Friday, October 17, 2008

O último tango em Paris

Qual dos dois morre no final? OS DOIS MORREM NO FINAL. O amor é uma morte, que rima com arte, mas é diferente. Não existe uma arte de morrer. Morre-se.

Wednesday, October 08, 2008

Eu sei que o amor é uma coisa boa

Atrás do balcão está o casal dono do bar. Pago meu consumo e pergunto se posso usar o telefone. A mulher vai discando os números que dito e ninguém atende.

Até que falo o nome de meu irmão e o marido se manifesta:

— Eu conheço esse cara, você é amigo dele?

— É meu irmão.

Ligamos para ele e meu irmão diz que virá. Enquanto ele não vem, converso com a mulher e ela me conta a história de duas filhas que teve. As duas nasceram com algum problema congênito (de pele, de tamanho) e ela as enrolou a certa altura em panos e...

Nessa altura parou de falar. Era uma mulher jovem e me olhava de um jeito estranho, como se não me entendesse mas ao mesmo tempo estivesse se sentido afetada pelo que eu estava dizendo.

— Vamos, acho que teu irmão já chegou, ela disse.

Meu irmão tinha mesmo chegado e estava conversando com o marido na porta do bar.

— Vamos?

O casal sentou no banco de trás. Meu irmão dirigia. O estranho era que estávamos numa auto-estrada, à noite escura, e quando perguntei para onde estávamos indo o marido disse que estávamos só dando um passeio.




(Para o Zeca, pelo Guri, que ainda não vi)

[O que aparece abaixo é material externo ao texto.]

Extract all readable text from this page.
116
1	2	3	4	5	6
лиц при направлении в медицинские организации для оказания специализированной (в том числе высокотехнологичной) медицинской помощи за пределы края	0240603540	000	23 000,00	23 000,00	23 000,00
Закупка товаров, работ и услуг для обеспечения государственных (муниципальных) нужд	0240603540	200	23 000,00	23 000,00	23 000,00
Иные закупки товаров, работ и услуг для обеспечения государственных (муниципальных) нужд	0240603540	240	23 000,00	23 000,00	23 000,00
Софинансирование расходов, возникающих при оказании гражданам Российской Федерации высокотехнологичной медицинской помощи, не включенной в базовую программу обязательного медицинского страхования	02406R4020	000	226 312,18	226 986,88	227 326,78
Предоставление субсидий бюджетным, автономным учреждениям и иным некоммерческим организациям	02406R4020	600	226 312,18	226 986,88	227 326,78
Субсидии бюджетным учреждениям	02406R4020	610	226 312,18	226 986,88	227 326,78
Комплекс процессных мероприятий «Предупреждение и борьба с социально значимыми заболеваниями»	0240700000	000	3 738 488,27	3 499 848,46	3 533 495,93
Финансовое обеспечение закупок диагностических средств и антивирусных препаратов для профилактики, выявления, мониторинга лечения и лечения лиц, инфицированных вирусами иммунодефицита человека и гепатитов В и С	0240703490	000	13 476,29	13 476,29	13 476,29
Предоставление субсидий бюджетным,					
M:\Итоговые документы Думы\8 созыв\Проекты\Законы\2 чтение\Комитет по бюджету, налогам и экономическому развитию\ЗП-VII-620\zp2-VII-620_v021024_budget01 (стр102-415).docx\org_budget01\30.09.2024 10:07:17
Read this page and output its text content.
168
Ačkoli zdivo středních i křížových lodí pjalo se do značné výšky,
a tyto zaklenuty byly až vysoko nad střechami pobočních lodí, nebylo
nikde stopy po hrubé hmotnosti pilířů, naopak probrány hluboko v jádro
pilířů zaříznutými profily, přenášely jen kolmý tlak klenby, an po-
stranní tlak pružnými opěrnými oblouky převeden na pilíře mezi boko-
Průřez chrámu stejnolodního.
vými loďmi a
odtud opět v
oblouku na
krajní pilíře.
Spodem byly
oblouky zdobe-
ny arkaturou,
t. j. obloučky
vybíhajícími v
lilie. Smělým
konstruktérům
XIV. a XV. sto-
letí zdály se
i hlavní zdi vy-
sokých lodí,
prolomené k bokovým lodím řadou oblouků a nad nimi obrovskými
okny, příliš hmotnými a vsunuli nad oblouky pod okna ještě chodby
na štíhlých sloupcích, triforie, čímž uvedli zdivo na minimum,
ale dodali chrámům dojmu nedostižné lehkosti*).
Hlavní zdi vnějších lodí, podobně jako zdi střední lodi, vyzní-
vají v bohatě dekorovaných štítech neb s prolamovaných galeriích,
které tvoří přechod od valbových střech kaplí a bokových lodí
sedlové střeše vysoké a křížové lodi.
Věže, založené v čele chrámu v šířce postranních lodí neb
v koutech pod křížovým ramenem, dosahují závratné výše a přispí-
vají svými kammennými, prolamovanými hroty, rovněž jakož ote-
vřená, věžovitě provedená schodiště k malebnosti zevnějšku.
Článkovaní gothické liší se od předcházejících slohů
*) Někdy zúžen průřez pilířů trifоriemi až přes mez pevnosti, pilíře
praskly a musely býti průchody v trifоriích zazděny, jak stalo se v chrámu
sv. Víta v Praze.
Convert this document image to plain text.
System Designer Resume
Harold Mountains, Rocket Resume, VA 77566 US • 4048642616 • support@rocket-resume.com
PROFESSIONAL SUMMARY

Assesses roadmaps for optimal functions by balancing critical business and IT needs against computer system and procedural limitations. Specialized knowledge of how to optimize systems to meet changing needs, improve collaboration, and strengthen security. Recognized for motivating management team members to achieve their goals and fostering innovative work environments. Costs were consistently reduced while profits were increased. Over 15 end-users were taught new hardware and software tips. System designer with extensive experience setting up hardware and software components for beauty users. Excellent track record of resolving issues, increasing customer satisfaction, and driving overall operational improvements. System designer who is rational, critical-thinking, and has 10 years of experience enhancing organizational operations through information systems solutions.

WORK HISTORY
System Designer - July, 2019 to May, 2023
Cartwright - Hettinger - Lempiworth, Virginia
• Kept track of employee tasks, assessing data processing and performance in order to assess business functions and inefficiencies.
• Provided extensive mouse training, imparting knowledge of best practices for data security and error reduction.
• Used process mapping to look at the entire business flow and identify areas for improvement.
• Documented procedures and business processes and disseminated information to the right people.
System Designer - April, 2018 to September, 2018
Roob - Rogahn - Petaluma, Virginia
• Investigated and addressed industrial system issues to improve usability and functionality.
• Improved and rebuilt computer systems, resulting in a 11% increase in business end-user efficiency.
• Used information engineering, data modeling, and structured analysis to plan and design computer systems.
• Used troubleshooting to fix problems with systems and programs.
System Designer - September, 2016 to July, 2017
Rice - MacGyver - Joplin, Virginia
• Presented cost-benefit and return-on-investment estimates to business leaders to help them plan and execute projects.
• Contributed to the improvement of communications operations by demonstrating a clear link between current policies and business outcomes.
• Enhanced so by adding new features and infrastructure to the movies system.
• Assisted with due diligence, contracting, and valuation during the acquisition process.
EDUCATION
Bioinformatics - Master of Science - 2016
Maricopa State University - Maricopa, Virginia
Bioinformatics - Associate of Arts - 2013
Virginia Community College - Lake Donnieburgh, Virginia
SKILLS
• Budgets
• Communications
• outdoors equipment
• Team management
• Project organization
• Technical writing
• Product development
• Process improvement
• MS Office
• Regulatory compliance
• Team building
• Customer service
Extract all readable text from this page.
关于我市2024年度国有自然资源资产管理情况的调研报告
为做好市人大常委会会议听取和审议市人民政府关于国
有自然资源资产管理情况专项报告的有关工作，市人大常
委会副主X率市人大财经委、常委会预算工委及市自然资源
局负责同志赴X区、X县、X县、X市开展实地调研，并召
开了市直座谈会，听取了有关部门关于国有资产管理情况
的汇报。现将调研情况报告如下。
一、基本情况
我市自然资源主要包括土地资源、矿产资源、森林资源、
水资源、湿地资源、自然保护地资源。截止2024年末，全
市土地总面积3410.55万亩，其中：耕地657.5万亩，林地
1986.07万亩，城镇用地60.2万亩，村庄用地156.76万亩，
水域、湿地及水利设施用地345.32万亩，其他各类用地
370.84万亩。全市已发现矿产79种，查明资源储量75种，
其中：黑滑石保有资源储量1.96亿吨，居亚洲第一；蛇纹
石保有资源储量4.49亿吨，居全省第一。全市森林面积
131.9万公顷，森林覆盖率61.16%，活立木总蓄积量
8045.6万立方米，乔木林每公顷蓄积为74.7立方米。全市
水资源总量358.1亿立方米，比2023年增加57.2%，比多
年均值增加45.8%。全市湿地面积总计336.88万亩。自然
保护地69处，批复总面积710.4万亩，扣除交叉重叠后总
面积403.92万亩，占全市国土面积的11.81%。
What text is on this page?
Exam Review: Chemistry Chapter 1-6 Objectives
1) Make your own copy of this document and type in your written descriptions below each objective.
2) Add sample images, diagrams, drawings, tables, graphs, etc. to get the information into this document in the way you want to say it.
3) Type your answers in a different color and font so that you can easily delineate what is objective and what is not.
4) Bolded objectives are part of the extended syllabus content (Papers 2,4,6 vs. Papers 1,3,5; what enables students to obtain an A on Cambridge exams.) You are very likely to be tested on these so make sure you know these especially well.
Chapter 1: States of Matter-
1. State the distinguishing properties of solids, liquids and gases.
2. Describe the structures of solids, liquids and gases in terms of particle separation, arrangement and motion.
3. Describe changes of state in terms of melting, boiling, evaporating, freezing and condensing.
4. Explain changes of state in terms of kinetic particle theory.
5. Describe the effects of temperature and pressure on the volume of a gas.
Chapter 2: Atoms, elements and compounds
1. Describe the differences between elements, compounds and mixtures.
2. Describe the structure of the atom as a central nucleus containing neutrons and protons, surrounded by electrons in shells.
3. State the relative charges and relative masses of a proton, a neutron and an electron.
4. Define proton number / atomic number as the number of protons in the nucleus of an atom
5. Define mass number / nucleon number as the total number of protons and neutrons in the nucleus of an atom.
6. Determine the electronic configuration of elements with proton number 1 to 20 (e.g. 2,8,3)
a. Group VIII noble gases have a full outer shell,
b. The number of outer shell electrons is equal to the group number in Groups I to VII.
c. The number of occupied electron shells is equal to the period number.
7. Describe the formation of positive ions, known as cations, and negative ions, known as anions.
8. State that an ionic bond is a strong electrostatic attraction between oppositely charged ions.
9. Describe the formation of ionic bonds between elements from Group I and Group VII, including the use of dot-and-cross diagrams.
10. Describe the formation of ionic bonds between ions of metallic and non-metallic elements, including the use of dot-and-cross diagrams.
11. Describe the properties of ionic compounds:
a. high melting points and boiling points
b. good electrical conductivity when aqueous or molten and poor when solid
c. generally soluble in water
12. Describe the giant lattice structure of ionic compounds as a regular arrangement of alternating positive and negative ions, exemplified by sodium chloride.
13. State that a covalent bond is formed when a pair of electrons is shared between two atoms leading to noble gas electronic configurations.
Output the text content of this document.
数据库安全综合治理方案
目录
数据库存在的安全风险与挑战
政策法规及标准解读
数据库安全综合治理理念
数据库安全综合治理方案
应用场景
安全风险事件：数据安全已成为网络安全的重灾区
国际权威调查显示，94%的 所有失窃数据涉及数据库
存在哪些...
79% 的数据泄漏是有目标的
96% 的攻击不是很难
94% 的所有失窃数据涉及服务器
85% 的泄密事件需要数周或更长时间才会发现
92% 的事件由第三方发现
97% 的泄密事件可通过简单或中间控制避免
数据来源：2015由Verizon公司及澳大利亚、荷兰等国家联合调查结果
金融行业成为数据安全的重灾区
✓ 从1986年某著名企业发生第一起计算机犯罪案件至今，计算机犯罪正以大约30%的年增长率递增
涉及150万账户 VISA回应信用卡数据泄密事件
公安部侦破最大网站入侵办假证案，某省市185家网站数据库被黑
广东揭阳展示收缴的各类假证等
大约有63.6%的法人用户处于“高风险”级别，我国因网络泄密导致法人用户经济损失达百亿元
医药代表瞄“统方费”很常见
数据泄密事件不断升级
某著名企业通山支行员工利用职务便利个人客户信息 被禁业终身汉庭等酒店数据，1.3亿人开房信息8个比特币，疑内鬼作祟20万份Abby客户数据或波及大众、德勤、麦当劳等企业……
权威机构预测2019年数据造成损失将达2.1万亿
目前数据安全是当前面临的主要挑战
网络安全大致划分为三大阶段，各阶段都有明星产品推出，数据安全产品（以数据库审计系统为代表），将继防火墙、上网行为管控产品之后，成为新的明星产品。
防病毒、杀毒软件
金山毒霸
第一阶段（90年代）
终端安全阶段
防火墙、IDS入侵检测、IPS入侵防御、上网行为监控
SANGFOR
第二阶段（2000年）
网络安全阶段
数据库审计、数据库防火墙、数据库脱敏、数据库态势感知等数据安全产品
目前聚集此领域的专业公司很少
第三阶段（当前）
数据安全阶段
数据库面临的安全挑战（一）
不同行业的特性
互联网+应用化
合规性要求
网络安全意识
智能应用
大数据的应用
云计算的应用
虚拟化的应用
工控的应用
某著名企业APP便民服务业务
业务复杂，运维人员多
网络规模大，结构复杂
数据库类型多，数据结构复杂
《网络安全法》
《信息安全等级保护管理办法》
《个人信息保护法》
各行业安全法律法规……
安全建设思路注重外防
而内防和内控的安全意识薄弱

Wednesday, October 01, 2008

Para Vitor e João

Agora o sol se pôs e vai começar a ecoar no escuro o que o amor me disse: que sou um homem do meu tempo, que o que me dá ou pode me dar prazer é o meu rumo, o rumo aonde levam todas as placas que indicam os fluxos dessa dimensão. - A dimensão dos eus avulsos, dos egos esgaçados, esclareceu o amor. Conheço uma pessoa que ficou para trás e acorda há anos todo dia ao lado da mesma pessoa. Ela vive numa dimensão passada. Quando acontece uma coisa assim, e está acontecendo, é que os leigos e os cegos acham que estão no controle do que lhes acontece.

Eu me separei do amor quando meu coração ameaçou ficar cristalizado de pureza. - A gente tenta fugir dessa dimensão, disse-me o amor, mas acaba sempre voltando para ela. É impossível ser feliz sozinho? É impossível ser feliz sozinho. Você é feliz? Sopra um vento alto que atravessa as folhas das árvores. As árvores balançam e às vezes voam. As flores caem maduras.

E então eu disse ao amor: não estou te traindo. Porque amor é inclusive aceitar que não é amor aquilo que sempre se pensou que era o amor. E não existe nem nunca existiu um só tempo, nem nunca uma só dimensão, nem nunca um coração que batesse sempre igual. Mundo mundo vasto mundo! Mais vasto é o meu coração!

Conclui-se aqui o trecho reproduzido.